An attorney may spend years preparing High Court litigation, consulting with clients, drafting pleadings, briefing counsel, managing strategy and understanding every factual detail of a dispute. Yet, under the challenged provision in the Legal Practice Act, that same attorney could be prevented from standing up in the High Court to argue the matter simply because three years had not yet passed since admission. An advocate admitted on the same day did not face the same statutory waiting period.
This distinction sat at the heart of Ramalepe and Another v Minister of Justice and Constitutional Development and Others, where the Gauteng High Court declared section 25(3)(a) of the Legal Practice Act 28 of 2014 unconstitutional and invalid. The provision required attorneys to practise for a continuous period of at least three years before obtaining a certificate of appearance in the High Court, Supreme Court of Appeal and Constitutional Court.
The declaration of invalidity has been referred to the Constitutional Court for confirmation, which means the High Court judgment is not yet the final word. However, the case has already raised important questions about equality, professional regulation and the continued distinction between attorneys and advocates.
Section 25(3)(a) under scrutiny
Section 25 of the Legal Practice Act deals with the right of legal practitioners and candidate legal practitioners to appear in court. It recognises, in general terms, that legal practitioners may appear on behalf of clients, but it also places specific requirements on attorneys who wish to appear in the superior courts.
The challenged provision required an attorney to have practised for a continuous period of at least three years post admission before being issued with the relevant right of appearance certificate.
This meant that a newly admitted attorney could be fully qualified and entitled to practise but still be barred from appearing in the High Court because the prescribed period had not yet lapsed.
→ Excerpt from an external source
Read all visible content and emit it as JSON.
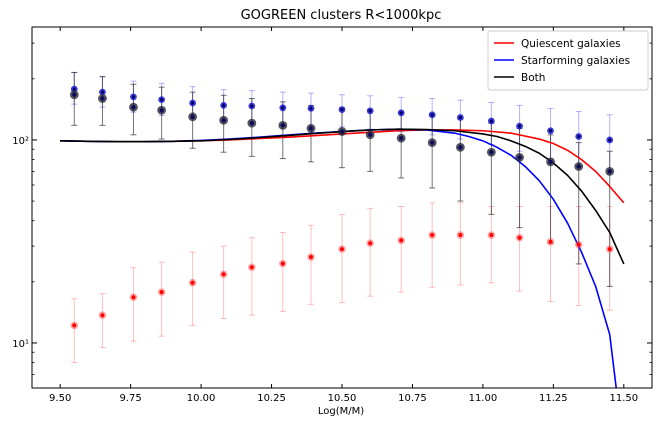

A newly admitted advocate, admitted at the same time, was not subject to the same delay.
Constitutional difficulty
The applicants challenged the provision on constitutional grounds, including equality, dignity and the right to choose and practise a profession.
The central concern was not whether rights of appearance in the superior courts should be regulated - they should be. The superior courts deal with complex and often high stakes matters and the public has a legitimate interest in ensuring that practitioners who appear before them are properly equipped to do so.
The difficulty was whether the three-year waiting period was a rational and constitutionally permissible way to achieve that objective.
A time-based requirement may appear objective, but it does not necessarily measure competence. An attorney could spend three years doing work unrelated to High Court litigation and still satisfy the requirement. Conversely, a capable litigation attorney, working under appropriate supervision and with relevant advocacy experience, could be prevented from appearing because the required period had not yet elapsed.
The Court found this distinction to be arbitrary. If the purpose of the provision was to protect the public and the courts by ensuring adequate competence, the rule did not achieve that purpose in a sufficiently direct or rational way.
Measuring ability vs time
The judgment does not suggest that professional standards should be lowered. On the contrary, it points to the need for regulation that is better aligned with its stated purpose.
There is a meaningful difference between a rule that tests whether a practitioner is competent to appear in the superior courts and a rule that assumes competence will arise automatically after a fixed period. The first is directed at professional quality. The second risks becoming a form of gatekeeping.
This is particularly important in a profession that has already undergone substantial statutory reform. The Legal Practice Act introduced a more unified regulatory framework for legal practitioners. However, the practical divide between attorneys and advocates remains significant in areas such as litigation, briefing patterns and courtroom appearance.
The judgment therefore raises a broader question. If different rules apply to different categories of legal practitioners, those differences must be capable of justification. Historical practice, professional custom or inherited assumptions will not be enough.
Practical Implications
For attorneys, the judgment may open the door to a more competence-based approach to superior court appearance rights. Younger practitioners, particularly those in litigation departments, may be able to progress more quickly if the regulatory framework is amended or clarified following Constitutional Court confirmation. For law firms, the case may affect how litigation teams are structured, how junior practitioners are trained, and how clients are advised on representation in superior court matters.
The future of appearance rights
The matter now awaits confirmation by the Constitutional Court. Importantly, the decision does not erase the distinction between attorneys and advocates. Nor does it suggest that all professional distinctions are unconstitutional. It does, however, make clear that where the law differentiates between legal practitioners, that differentiation must be rational, fair and constitutionally defensible.
For the legal profession, the case may become part of a larger conversation about modernising legal practice in a way that serves clients, protects the courts and reflects the constitutional values on which the profession depends.